Private Online Courses Discussed

Photo by Robin Weinstein.
Photo by Robin Weinstein.
Photo by Robin Weinstein.

Frederick Kowal, the new president of United University Professions (UUP), the union that represents all SUNY professors and professionals, has opposed privately operated, massive open online courses (MOOCs), expressing concern over private corporations doing the teaching instead of university professors.

According to Peter Brown, UUP chapter president at SUNY New Paltz, in the private sector, MOOCs, which allow thousands of individuals to take a single class at once, are run by profit seeking companies who employ professors to create online courses that are essentially “sold” to those who pay to enroll in them.

When offered with the consent of a university, private MOOCs can count toward student credit.

MOOCs have been endorsed by SUNY Chancellor Nancy Zimpher and the SUNY Board of Trustees as a way to help students graduate earlier and save money on tuition. A new campaign called “Open SUNY” aims to bring all online courses offered at each of SUNY’s 64 campuses into a shared and comprehensive online environment, making them accessible to all of the system’s 468,000 students and 88,000 faculty, according to the SUNY website.

“SUNY is being run like a business, and we’re concerned about our universities being corporatized,” Brown said.

According to Brown, there are currently no private MOOCs offered through New Paltz, but said the possibility of students and administration turning to MOOCs as tuition costs increase and state and federal financial support dwindles does exist.

However, Brown said he believes students desire face-to-face education in a classroom environment over an online class where they exist as a number amid thousands of others.

“That’s not a quality education from a student’s point of view. From a professor’s point of view, we’re concerned that there will be some major stars delivering the lectures in the [private sector] MOOCs, but the grading, discussion, and interaction will be done by low paid adjuncts making poverty wages with limited benefits, no job security and no academic freedom,” Brown said.

Addressing UUP’s concerns, SUNY New Paltz Provost Philip Mauceri said he understands their position, but believes it is too early to judge MOOCs’ potential effect on colleges.

“There has been a lot of media attention to MOOCs, with some forecasting Armageddon for higher education should they be adopted and others dismissing MOOCs as a passing fad,” Mauceri said. “I think it’s still too early to tell what, if any impact they will have. What we do know is that currently MOOCs have abysmal completion rates, they present real difficulties in assessing learning outcomes and have yet to prove themselves as financially viable.”

Brown said even within public university education, MOOCs are cause for concern. Regarding the use of MOOCs in Chancellor Zimpher’s “Open SUNY” campaign, Brown said the system is moving toward a homogenous SUNY curriculum.

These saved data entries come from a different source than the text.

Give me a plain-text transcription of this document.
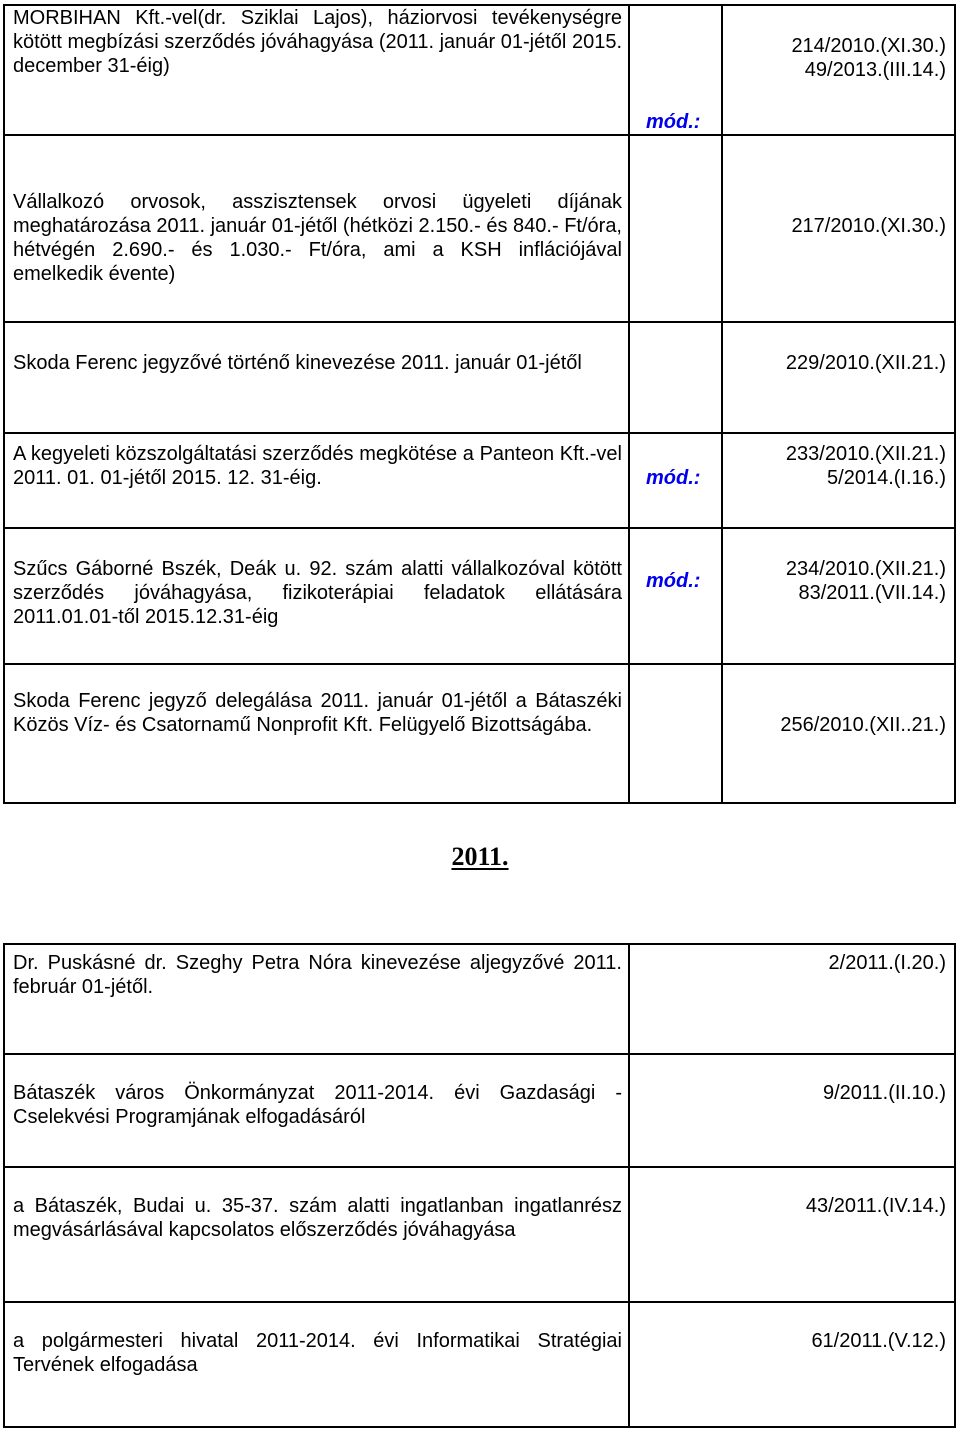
MORBIHAN Kft.-vel(dr. Sziklai Lajos), háziorvosi tevékenységre kötött megbízási szerződés jóváhagyása (2011. január 01-jétől 2015. december 31-éig)	mód.:	214/2010.(XI.30.)
49/2013.(III.14.)

Vállalkozó orvosok, asszisztensek orvosi ügyeleti díjának meghatározása 2011. január 01-jétől (hétközi 2.150.- és 840.- Ft/óra, hétvégén 2.690.- és 1.030.- Ft/óra, ami a KSH inflációjával emelkedik évente)		217/2010.(XI.30.)

Skoda Ferenc jegyzővé történő kinevezése 2011. január 01-jétől		229/2010.(XII.21.)

A kegyeleti közszolgáltatási szerződés megkötése a Panteon Kft.-vel 2011. 01. 01-jétől 2015. 12. 31-éig.	mód.:	233/2010.(XII.21.)
5/2014.(I.16.)

Szűcs Gáborné Bszék, Deák u. 92. szám alatti vállalkozóval kötött szerződés jóváhagyása, fizikoterápiai feladatok ellátására 2011.01.01-től 2015.12.31-éig	mód.:	234/2010.(XII.21.)
83/2011.(VII.14.)

Skoda Ferenc jegyző delegálása 2011. január 01-jétől a Bátaszéki Közös Víz- és Csatornamű Nonprofit Kft. Felügyelő Bizottságába.		256/2010.(XII..21.)
2011.
Dr. Puskásné dr. Szeghy Petra Nóra kinevezése aljegyzővé 2011. február 01-jétől.	2/2011.(I.20.)

Bátaszék város Önkormányzat 2011-2014. évi Gazdasági - Cselekvési Programjának elfogadásáról	9/2011.(II.10.)

a Bátaszék, Budai u. 35-37. szám alatti ingatlanban ingatlanrész megvásárlásával kapcsolatos előszerződés jóváhagyása	43/2011.(IV.14.)

a polgármesteri hivatal 2011-2014. évi Informatikai Stratégiai Tervének elfogadása	61/2011.(V.12.)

“We’re seeing the McDonald-ization of higher education,” Brown said. “You take as many students as possible and push them through the system as fast as possible.”

Brown also commented on SUNY’s “Seamless Transfer” plan.

According to a pamphlet put out by UUP titled “Seamless Transfer/Core Curriculum: Impact on Public Higher Education,” seamless transfer is SUNY’s plan to mandate a system wide general education program, allowing for ease of student transfer between SUNY community colleges and state-operated campuses.

The pamphlet refers to the mandate as a “canned curriculum,” saying that the plan threatens academic freedom and SUNY colleges’ ability to provide diverse educational experiences in tune with student needs and program specialties.

“It’s not just MOOCs. It’s a broader array of SUNY initiatives that [UUP] sees going toward privatization,” Brown said.

According to the pamphlet, UUP will call on Chancellor Zimpher to “redirect SUNY to its essential education mission and work with us to collaboratively address problems.”